Finding himself deeply connected with the assistant "Samantha" (voiced by Scarlett Johansson), Phoenix's character began a full-fledged relationship. Adams was cast as Amy, a friend and confidant of Phoenix's character.

In terms of acting in "Her," the film was mostly a showcase for Phoenix, as well as Johansson's vocal skills. Yet Adams, who by this point had proven herself capable of leading a film, shone in a handful of scenes as a minor character in the grand scheme of the story.

Even with her limited screen time, Adams managed to strike a chord with viewers.
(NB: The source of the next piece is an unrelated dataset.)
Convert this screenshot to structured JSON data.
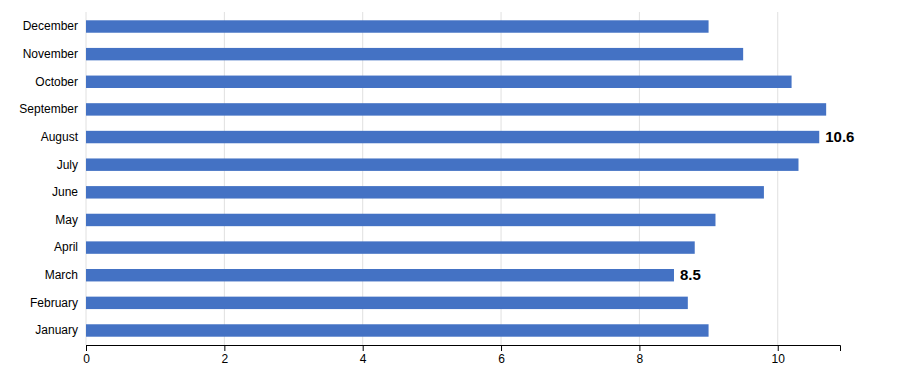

The Independent wrote that she encompassed "strange melancholy, quiet yearning, a kind of bittersweet malaise. [The film] grants Adams the most un-showy part ... yet one that she fills with blissful humanity. Here she is soft, slightly wounded, and yet nervously hopeful about things to come."

"Arrival" (2016)

Of course, no list of great Amy Adams performances would be complete without this Denis Villeneuve film, which followed her linguistics professor Louise Banks  — recruited to make contact with extraterrestrial visitors after 12 mysterious spaceships touch down in various places around Earth.

The cinematography of "Arrival" was stunning, as was the captivating storyline — and at the center of it all was Adams, grounding the story and driving it forward. RogerEbert.com wrote: "Adams imbues Louise with a quiet, effective emotional undercurrent that's essential to the film's success." Meanwhile, Flick Feast — amongst others — called her turn as Louise Banks a "career-defining role" for the actress.

In their piece lamenting Adams' Oscar snub, Variety summed up Adams' stellar work in the film, writing: "She brought a wide-eyed enthusiasm combined with realism and gravitas to scenes where she was literally acting against nothing ... When called upon to save humanity, there are few actresses that can live up to the task. Adams pulled it off with intelligence and heart."

Will Amy Adams ever win that elusive Oscar? The good news is that, until she does, we'll probably keep getting amazing performances like those listed above.